Structural and functional cardiac changes in myotonic dystrophy type 1: a cardiovascular magnetic resonance study
1 Department of Neurology, Maastricht University Medical Centre, PO box 5800, Maastricht, AZ 6202, The Netherlands
2 Department of Cardiology, Maastricht University Medical Centre, Maastricht, The Netherlands
3 Department of Radiology, Maastricht University Medical Centre, Maastricht, The Netherlands
4 Department of Clinical Genetics, Maastricht University Medical Centre, Maastricht, The Netherlands
5 Department of Neurology, Spaarne Hospital, Hoofddorp, The Netherlands
6 Department of Cardiology, Academic Medical Center, Amsterdam, The Netherlands
Journal of Cardiovascular Magnetic Resonance 2012, 14:48 doi:10.1186/1532-429X-14-48Published: 24 July 2012
Myotonic dystrophy type 1 (MD1) is a neuromuscular disorder with potential involvement of the heart and increased risk of sudden death. Considering the importance of cardiomyopathy as a predictor of prognosis, we aimed to systematically evaluate and describe structural and functional cardiac alterations in patients with MD1.
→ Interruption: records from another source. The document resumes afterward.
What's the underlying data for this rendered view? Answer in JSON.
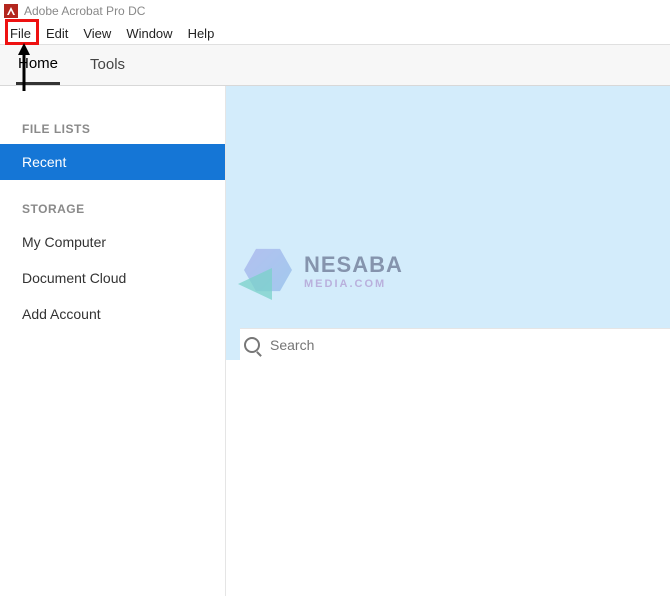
{
  "titlebar": {
    "app_name": "Adobe Acrobat Pro DC"
  },
  "menubar": {
    "file": "File",
    "edit": "Edit",
    "view": "View",
    "window": "Window",
    "help": "Help"
  },
  "toolbar": {
    "home": "Home",
    "tools": "Tools"
  },
  "sidebar": {
    "file_lists_label": "FILE LISTS",
    "recent": "Recent",
    "storage_label": "STORAGE",
    "my_computer": "My Computer",
    "document_cloud": "Document Cloud",
    "add_account": "Add Account"
  },
  "content": {
    "search_placeholder": "Search"
  },
  "watermark": {
    "text_main": "NESABA",
    "text_sub": "MEDIA.COM"
  }
}
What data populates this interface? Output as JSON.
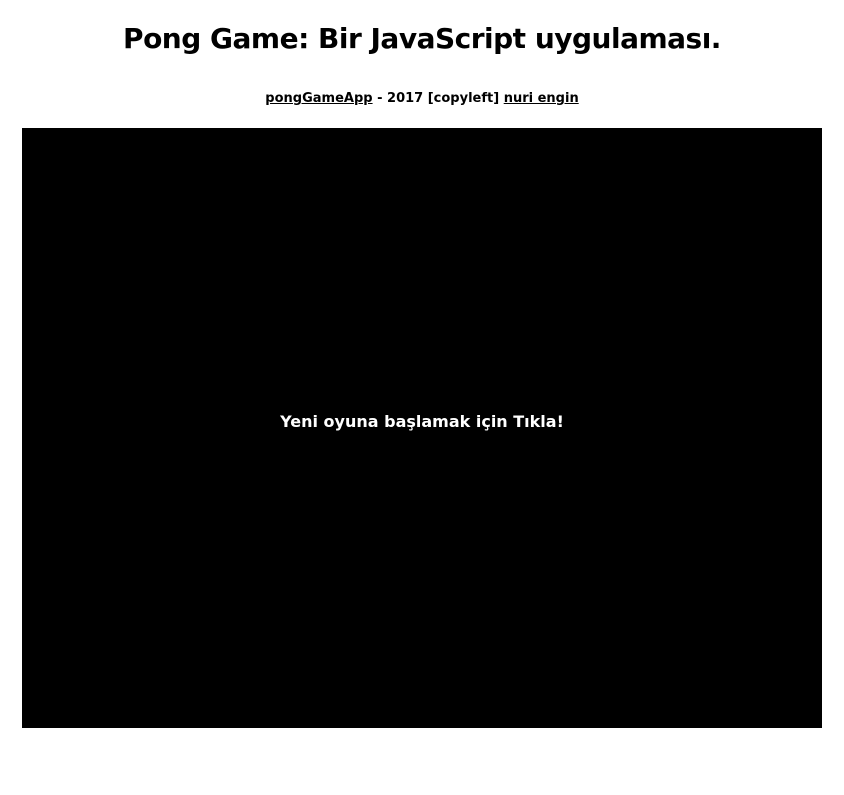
{
  "page": {
    "title": "Pong Game: Bir JavaScript uygulaması."
  },
  "credits": {
    "app_link": "pongGameApp",
    "middle_text": " - 2017 [copyleft] ",
    "author_link": "nuri engin"
  },
  "game": {
    "start_prompt": "Yeni oyuna başlamak için Tıkla!",
    "background_color": "#000000",
    "text_color": "#ffffff"
  }
}
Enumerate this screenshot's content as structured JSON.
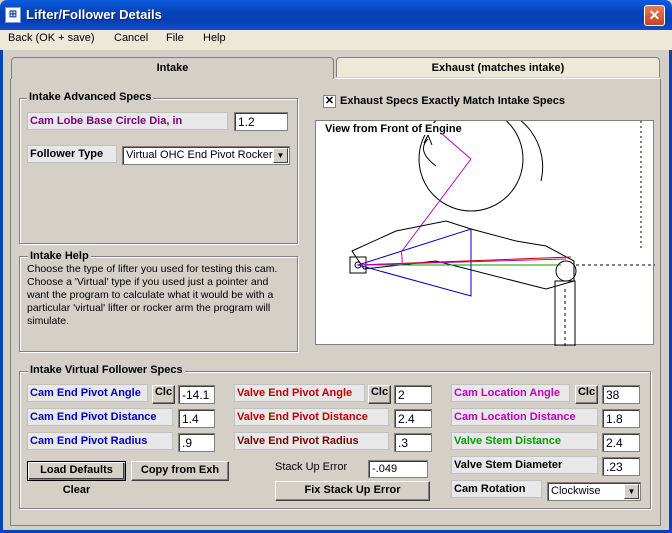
{
  "window": {
    "title": "Lifter/Follower Details",
    "close_glyph": "✕",
    "icon_glyph": "⊞"
  },
  "menu": [
    "Back (OK + save)",
    "Cancel",
    "File",
    "Help"
  ],
  "tabs": {
    "intake": "Intake",
    "exhaust": "Exhaust (matches intake)"
  },
  "advanced": {
    "title": "Intake Advanced Specs",
    "base_circle_label": "Cam Lobe Base Circle Dia, in",
    "base_circle_value": "1.2",
    "follower_type_label": "Follower Type",
    "follower_type_value": "Virtual OHC End Pivot Rocker",
    "combo_arrow": "▼"
  },
  "help": {
    "title": "Intake Help",
    "text": "Choose the type of lifter you used for testing this cam. Choose a 'Virtual' type if you used just a pointer and want the program to calculate what it would be with a particular 'virtual' lifter or rocker arm the program will simulate."
  },
  "match": {
    "checked_glyph": "✕",
    "label": "Exhaust Specs Exactly Match Intake Specs"
  },
  "diagram": {
    "caption": "View from Front of Engine"
  },
  "virtual": {
    "title": "Intake Virtual Follower Specs",
    "clc": "Clc",
    "cam_end_pivot_angle_label": "Cam End Pivot Angle",
    "cam_end_pivot_angle_value": "-14.1",
    "cam_end_pivot_distance_label": "Cam End Pivot Distance",
    "cam_end_pivot_distance_value": "1.4",
    "cam_end_pivot_radius_label": "Cam End Pivot Radius",
    "cam_end_pivot_radius_value": ".9",
    "valve_end_pivot_angle_label": "Valve End Pivot Angle",
    "valve_end_pivot_angle_value": "2",
    "valve_end_pivot_distance_label": "Valve End Pivot Distance",
    "valve_end_pivot_distance_value": "2.4",
    "valve_end_pivot_radius_label": "Valve End Pivot Radius",
    "valve_end_pivot_radius_value": ".3",
    "cam_location_angle_label": "Cam Location Angle",
    "cam_location_angle_value": "38",
    "cam_location_distance_label": "Cam Location Distance",
    "cam_location_distance_value": "1.8",
    "valve_stem_distance_label": "Valve Stem Distance",
    "valve_stem_distance_value": "2.4",
    "valve_stem_diameter_label": "Valve Stem Diameter",
    "valve_stem_diameter_value": ".23",
    "cam_rotation_label": "Cam Rotation",
    "cam_rotation_value": "Clockwise",
    "stack_up_error_label": "Stack Up Error",
    "stack_up_error_value": "-.049",
    "load_defaults": "Load Defaults",
    "copy_from_exh": "Copy from Exh",
    "clear": "Clear",
    "fix_stack_up_error": "Fix Stack Up Error"
  }
}
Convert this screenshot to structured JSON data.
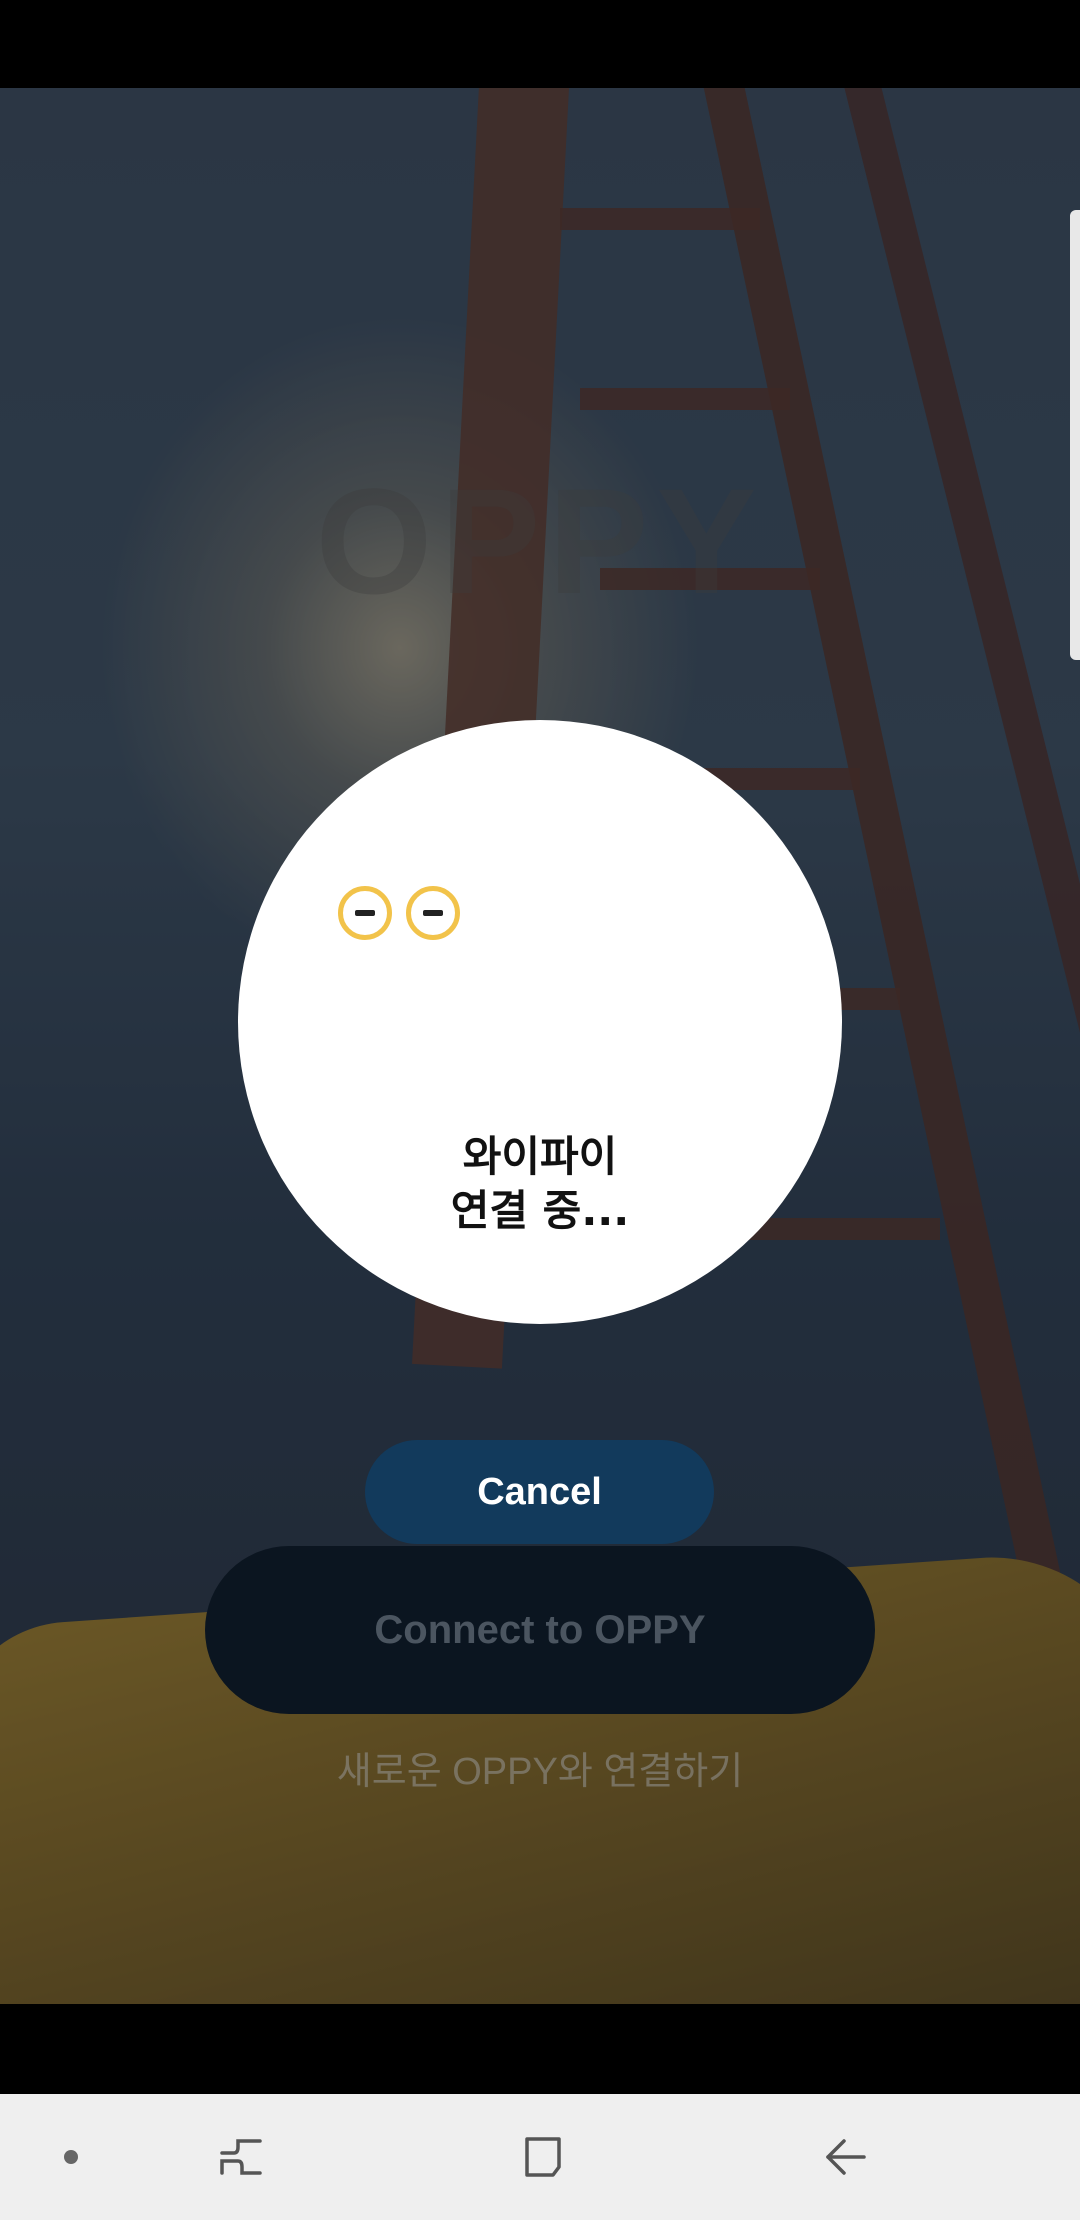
{
  "background": {
    "logo_text": "OPPY"
  },
  "main": {
    "connect_button_label": "Connect to OPPY",
    "new_connection_link": "새로운 OPPY와 연결하기"
  },
  "modal": {
    "status_line1": "와이파이",
    "status_line2": "연결 중...",
    "cancel_label": "Cancel",
    "eye_color": "#f2c34a"
  },
  "colors": {
    "cancel_button": "#123a5c",
    "connect_button": "#0b1520",
    "nav_bar": "#efefef"
  },
  "nav": {
    "icons": [
      "dot-icon",
      "recent-apps-icon",
      "home-icon",
      "back-icon"
    ]
  }
}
Eighty MD1 patients underwent physical examination, electrocardiography (ECG), echocardiography and cardiovascular magnetic resonance (CMR). Blood samples were taken for determination of NT-proBNP plasma levels and CTG repeat length.
Functional and structural abnormalities were detected in 35 patients (44%). Left ventricular systolic dysfunction was found in 20 cases, left ventricular dilatation in 7 patients, and left ventricular hypertrophy in 6 patients. Myocardial fibrosis was seen in 10 patients (12.5%). In general, patients had low left ventricular mass indexes. Right ventricular involvement was uncommon and only seen together with left ventricular abnormalities. Functional or structural cardiac involvement was associated with age (p = 0.04), male gender (p < 0.001) and abnormal ECG (p < 0.001). Disease duration, CTG repeat length, severity of neuromuscular symptoms and NT-proBNP level did not predict the presence of myocardial abnormalities.
CMR can be useful to detect early structural and functional myocardial abnormalities in patients with MD1. Myocardial involvement is strongly associated with conduction abnormalities, but a normal ECG does not exclude myocardial alterations. These findings lend support to the hypothesis that MD1 patients have a complex cardiac phenotype, including both myocardial and conduction system alteration.